Cuidados devidamente tomados, Raggazzi defende o papel significativo das IA’s para a capacidade criativa dos alunos. "Com elas, eles podem construir histórias em quadrinhos, compor trilhas sonoras, desenhar cenários e peças publicitárias, criar interações entre personagens históricos, criar vídeos e uma infinidade de possibilidades criativas. Até algum tempo atrás, os alunos poderiam ter ideias, mas colocá-las em prática era mais difícil. Agora, há recursos gratuitos e de alta qualidade disponíveis a um clique".
Entre as várias possibilidades para o ambiente escolar, Valseni Braga, da Rede Batista, destaca, ainda, a capacidade de personalizar o aprendizado, apoiar estudantes em suas necessidades e facilitar o acesso a novos conteúdos e metodologias de ensino. "O uso dessas plataformas com IA permite, por exemplo, produzir textos de forma interativa com recursos de interlocução que ajudam o estudante a avaliar sua produção de forma individualizada e imediata, identificar dificuldades de aprendizado de maneira mais rápida e precisa, possibilitando intervenções educativas personalizadas".
A equipe do Edna Roriz, por sua vez, também defende que o maior ganho a ser obtido com a inteligência artificial seria a personalização do aprendizado, criando planos e trilhas adaptados às necessidades e ritmos de cada aluno. "Não só o aluno seria favorecido por ter um planejamento que respeita o seu processo de aprendizagem, mas também nós, como professores, poderíamos analisar o desempenho dos alunos, oferecendo conteúdos específicos que visem tanto os seus pontos fracos quanto os fortes". De acordo com a escola, isso torna o espaço mais inclusivo. "E, dentro do nosso projeto, a inclusão é oferecer a cada um a oportunidade de desenvolver seu potencial. Ou seja, acreditamos em várias escolas dentro de uma única escola".
ChatGPT em tarefas escolares?
Mas... E a possibilidade de o aluno usar uma das ferramentas mais populares nos dias atuais, o ChatGPT, para realizar uma tarefa que lhe foi passada pelo professor? O Hub Educacional lembrou, em conteúdo recente disponibilizado em seu site, que, em 2023, no Reino Unido, pelo menos 146 universitários tiveram seus exames zerados após detecção de plágio nos trabalhos acadêmicos, devido ao uso do ChatGPT. Apesar de todo o cuidado necessário, Marcos Raggazzi, diretor do Bernoulli, pondera que, na verdade, a lida com essa possibilidade não é uma questão propriamente nova para as instituições de ensino. "Antigamente, se um professor fazia uma pergunta muito simples, o aluno poderia consultar as enciclopédias para obter a resposta. A diferença é que, agora, basta o aluno repetir a pergunta".

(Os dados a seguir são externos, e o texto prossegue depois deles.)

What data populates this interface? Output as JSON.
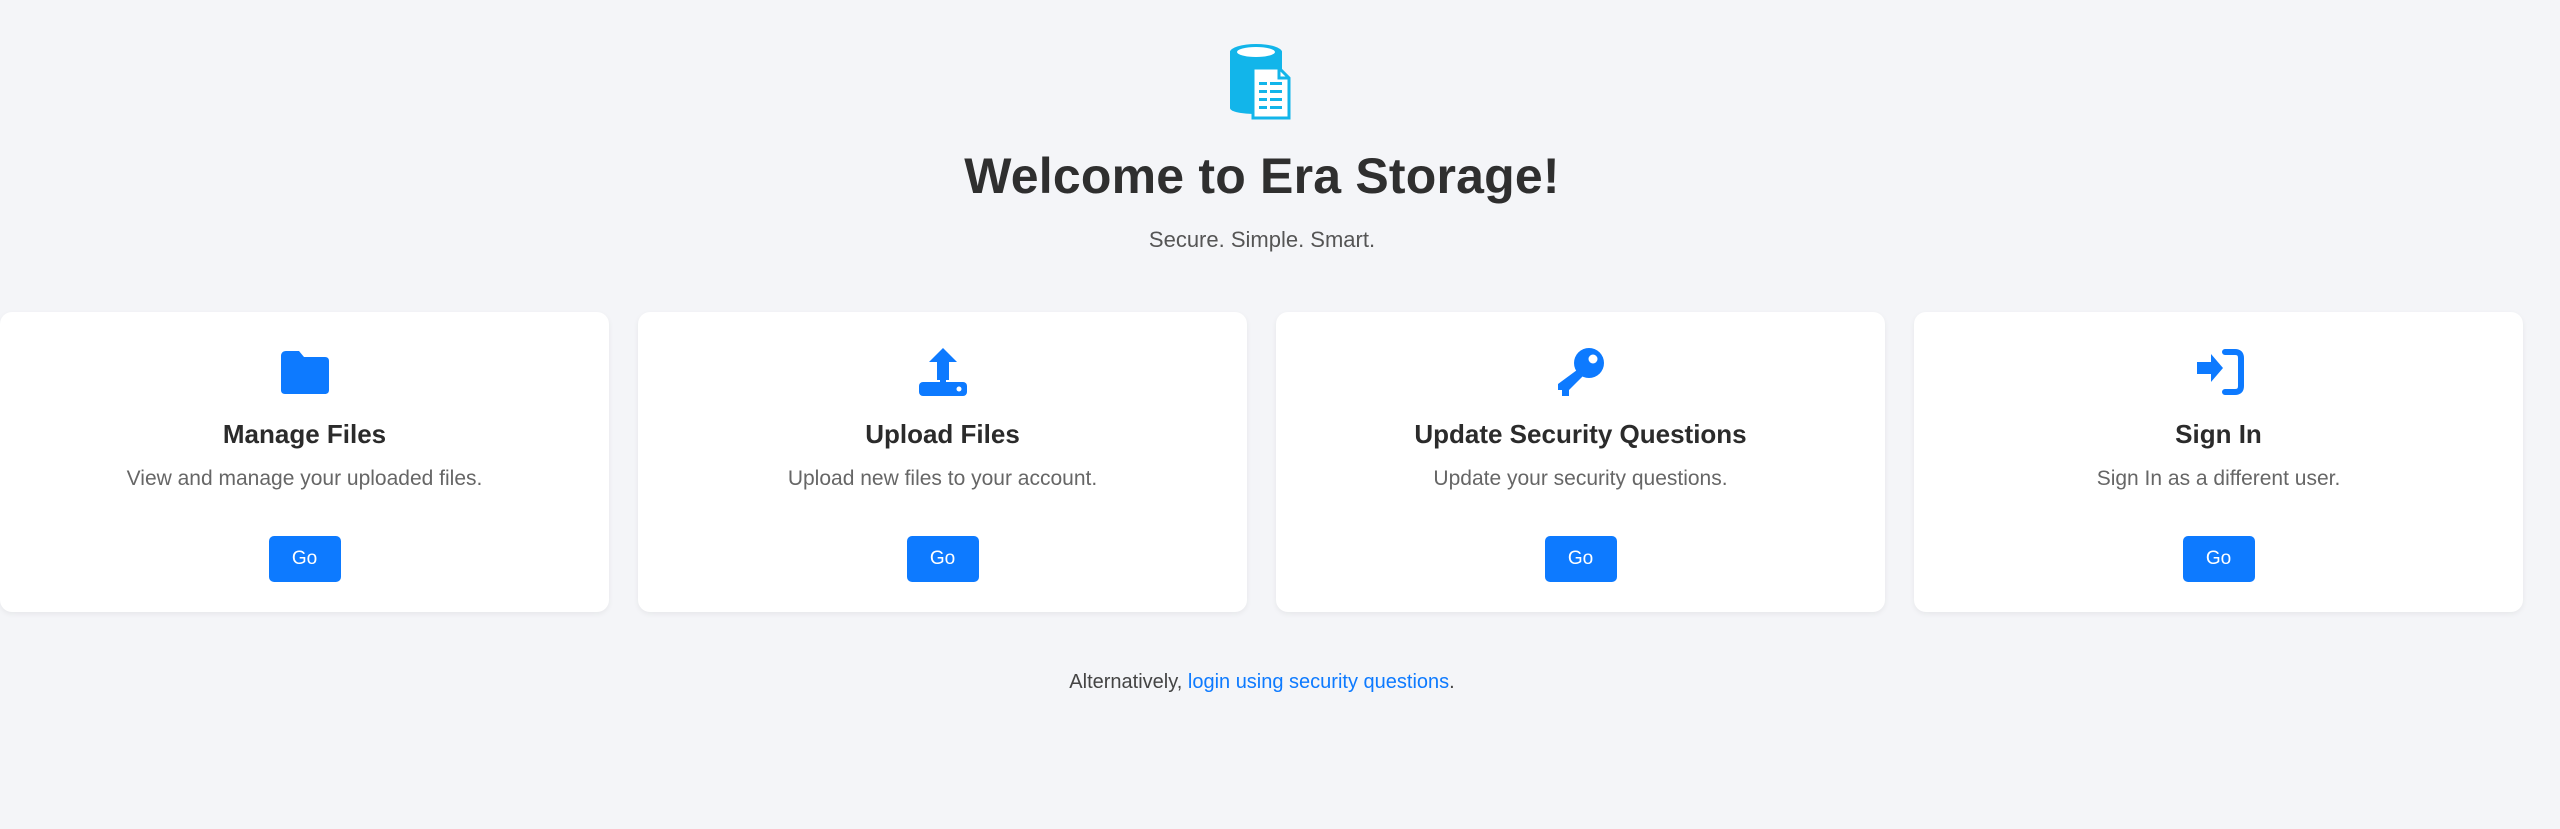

Para respostas factuais, Raggazzi entende que sim, o ChatGPT é muito eficiente. "Entretanto, para respostas mais complexas e para inferências e correlações, ele pode apresentar problemas", coloca. O que os professores devem fazer, então, é não passar tarefas escolares cujas respostas são literais ou factuais. "Devemos, por exemplo, inverter a lógica: em vez de os alunos construírem respostas, eles devem, pois, elaborar perguntas para o ChatGPT a partir de uma resposta oferecida pelos professores. Com isso, os estudantes vão desenvolver ainda mais a capacidade de questionar e perguntar".